O problema que afecta quem não estuda nem percebe um corno do assunto e se põe a mandar postas sobre ele é mesmo esse! Não percebe, não sabe mas critica. E depois há alguns parvos que vão na onda e continuam a estupidez. Já Santo Agostinho, à 1600 anos nos advertia para os problemas causados por estes néscios.
Este problema aflige todos os países. Ainda há um mês ouvi um podcast da BBC (Radio 4 – Law in Action) onde se queixavam dessa situação e a explicava. Aqui parte-se para a crítica estúpida e maldosa! Antes de invocar os motivos de direito para isto acontecer gostava de perceber qual é o problema daqueles que dizem: “mas afinal o que é que estão lá a fazer?”
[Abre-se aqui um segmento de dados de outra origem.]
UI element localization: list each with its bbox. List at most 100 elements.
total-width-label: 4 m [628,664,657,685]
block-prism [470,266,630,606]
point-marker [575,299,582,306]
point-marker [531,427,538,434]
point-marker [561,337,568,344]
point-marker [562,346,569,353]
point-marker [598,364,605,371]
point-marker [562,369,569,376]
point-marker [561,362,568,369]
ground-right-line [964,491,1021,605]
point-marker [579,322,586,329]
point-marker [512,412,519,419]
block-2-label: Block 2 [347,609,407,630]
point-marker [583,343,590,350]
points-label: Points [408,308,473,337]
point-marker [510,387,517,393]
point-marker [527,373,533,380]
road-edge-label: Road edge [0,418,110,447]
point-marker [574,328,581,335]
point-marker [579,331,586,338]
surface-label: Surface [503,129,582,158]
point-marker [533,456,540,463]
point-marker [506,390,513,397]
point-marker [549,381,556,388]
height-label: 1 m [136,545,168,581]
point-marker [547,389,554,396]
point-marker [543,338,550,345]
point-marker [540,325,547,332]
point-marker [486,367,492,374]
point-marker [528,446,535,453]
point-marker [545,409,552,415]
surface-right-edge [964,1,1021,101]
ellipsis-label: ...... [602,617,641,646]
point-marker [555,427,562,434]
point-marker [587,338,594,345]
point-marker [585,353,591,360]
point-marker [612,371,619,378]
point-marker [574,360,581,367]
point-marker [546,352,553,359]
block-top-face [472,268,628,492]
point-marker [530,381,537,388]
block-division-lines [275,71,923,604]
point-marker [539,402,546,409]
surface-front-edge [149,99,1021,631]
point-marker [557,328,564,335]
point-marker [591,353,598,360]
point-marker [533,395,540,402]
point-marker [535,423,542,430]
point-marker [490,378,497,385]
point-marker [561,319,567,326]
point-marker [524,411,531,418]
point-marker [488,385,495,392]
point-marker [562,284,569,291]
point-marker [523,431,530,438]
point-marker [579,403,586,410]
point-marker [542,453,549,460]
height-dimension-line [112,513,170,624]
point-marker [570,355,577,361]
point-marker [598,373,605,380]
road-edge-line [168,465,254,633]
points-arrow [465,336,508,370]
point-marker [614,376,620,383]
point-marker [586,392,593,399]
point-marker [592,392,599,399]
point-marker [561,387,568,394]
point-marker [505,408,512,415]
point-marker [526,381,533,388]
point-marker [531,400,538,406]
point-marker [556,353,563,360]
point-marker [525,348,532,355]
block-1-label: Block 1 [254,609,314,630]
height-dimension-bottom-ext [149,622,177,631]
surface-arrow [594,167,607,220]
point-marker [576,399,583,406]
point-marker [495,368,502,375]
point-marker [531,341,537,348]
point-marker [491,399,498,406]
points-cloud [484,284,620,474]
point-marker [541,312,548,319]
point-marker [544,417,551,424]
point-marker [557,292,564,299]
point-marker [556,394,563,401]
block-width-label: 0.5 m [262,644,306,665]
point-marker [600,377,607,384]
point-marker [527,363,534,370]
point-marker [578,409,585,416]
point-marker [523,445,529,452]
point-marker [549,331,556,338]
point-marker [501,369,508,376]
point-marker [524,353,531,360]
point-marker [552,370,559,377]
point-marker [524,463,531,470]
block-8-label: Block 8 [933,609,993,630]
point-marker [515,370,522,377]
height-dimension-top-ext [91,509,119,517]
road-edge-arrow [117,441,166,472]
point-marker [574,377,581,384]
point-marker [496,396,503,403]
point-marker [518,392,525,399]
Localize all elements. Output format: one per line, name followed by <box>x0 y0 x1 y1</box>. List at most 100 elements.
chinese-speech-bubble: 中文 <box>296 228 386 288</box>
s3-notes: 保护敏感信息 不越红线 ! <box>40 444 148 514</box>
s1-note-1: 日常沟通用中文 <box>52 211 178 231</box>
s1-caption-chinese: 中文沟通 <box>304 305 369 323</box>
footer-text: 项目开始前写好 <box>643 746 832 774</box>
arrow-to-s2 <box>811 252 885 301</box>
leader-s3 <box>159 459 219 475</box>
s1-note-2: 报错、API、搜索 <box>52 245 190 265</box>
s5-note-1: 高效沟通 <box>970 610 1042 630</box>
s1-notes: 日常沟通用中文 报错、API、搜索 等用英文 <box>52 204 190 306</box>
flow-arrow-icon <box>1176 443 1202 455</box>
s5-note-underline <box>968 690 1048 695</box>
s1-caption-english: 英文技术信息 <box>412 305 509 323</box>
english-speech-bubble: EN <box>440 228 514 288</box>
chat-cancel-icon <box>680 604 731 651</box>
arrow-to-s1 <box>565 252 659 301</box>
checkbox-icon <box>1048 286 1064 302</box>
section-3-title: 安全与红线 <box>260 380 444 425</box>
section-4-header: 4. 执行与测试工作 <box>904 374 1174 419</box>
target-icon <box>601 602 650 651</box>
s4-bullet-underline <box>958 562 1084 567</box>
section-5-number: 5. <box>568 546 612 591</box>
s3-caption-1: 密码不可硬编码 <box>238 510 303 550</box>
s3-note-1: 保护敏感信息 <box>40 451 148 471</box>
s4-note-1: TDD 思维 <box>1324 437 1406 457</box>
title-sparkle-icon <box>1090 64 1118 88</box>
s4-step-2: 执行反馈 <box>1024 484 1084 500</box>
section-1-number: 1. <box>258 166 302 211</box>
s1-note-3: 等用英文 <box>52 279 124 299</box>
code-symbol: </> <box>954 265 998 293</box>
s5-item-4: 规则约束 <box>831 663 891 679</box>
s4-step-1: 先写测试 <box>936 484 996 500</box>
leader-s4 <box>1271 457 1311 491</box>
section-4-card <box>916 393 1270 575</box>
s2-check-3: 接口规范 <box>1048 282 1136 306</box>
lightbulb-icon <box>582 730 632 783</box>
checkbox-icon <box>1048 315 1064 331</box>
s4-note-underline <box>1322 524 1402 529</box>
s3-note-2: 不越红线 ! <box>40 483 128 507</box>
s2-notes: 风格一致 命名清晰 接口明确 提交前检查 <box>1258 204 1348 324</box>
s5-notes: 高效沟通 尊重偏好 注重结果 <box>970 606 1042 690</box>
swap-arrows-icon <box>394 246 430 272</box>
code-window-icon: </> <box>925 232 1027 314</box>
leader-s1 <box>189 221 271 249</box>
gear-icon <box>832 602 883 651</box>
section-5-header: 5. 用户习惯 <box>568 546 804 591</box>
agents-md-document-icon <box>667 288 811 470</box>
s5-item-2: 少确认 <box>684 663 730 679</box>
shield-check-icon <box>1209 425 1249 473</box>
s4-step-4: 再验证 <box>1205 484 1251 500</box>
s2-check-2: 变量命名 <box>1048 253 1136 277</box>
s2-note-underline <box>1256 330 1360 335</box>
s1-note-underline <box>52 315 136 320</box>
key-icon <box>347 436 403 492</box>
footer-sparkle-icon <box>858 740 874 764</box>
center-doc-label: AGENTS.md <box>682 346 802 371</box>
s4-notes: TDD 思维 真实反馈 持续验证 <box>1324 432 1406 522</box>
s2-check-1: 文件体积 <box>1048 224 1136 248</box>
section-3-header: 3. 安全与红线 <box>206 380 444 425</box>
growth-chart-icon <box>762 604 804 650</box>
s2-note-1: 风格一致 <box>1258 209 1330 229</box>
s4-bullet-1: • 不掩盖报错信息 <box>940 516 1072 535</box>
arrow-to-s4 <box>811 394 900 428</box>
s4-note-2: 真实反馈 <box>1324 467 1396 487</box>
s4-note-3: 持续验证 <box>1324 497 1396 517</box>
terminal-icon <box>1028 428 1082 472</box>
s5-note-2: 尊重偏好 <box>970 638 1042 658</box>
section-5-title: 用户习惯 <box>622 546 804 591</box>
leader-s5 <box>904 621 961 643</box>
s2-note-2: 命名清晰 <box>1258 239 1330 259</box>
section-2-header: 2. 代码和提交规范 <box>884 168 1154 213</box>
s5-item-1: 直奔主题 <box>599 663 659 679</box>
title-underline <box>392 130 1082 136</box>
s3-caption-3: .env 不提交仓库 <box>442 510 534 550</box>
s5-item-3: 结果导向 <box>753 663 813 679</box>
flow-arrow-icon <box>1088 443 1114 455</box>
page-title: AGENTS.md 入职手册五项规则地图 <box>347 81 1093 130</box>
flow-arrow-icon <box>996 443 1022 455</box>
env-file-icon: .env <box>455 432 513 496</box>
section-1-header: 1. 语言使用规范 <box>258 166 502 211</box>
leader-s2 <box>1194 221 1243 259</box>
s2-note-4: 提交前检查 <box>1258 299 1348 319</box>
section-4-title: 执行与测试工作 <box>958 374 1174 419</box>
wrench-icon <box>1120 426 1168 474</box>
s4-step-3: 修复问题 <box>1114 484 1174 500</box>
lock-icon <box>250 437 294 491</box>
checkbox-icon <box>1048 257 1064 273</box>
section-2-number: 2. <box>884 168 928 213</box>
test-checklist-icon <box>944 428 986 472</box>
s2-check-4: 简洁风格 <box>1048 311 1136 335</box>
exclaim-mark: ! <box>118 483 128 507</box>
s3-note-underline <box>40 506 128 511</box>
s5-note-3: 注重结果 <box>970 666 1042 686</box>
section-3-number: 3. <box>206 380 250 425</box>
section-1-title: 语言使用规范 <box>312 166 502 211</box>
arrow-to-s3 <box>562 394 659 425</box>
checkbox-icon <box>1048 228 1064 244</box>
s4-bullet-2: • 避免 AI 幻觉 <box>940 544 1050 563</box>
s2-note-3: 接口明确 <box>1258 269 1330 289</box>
Para estes néscios, que não têm outro nome, a polícia só serve para prender o criminoso de modo a depois o poder matar ou arrancar-lhe os olhos. Bem, a mim parece-me que mesmo não podendo condenar ninguém. É claro que para as pessoas que nunca cometeram delitos, nem mesmo aquele de não deixar um peão atravessar na passadeira, e acham que ainda devia haver Talião, só importa a condenação! Ah nem sempre, nas contra ordenações rodoviárias criticamos a caça à multa! Raciocínio lógico ou bem fundamentado? Não parece!
Depois quanto ao problema legal não vos vou explicá-lo porque tenho mais que fazer do que perder tempo com isto! Leiam o artigos 4.º e 5.º do código penal mais o 6.º do código de processo penal e alguns teóricos do Direito e tentem perceber as coisas antes de as críticar.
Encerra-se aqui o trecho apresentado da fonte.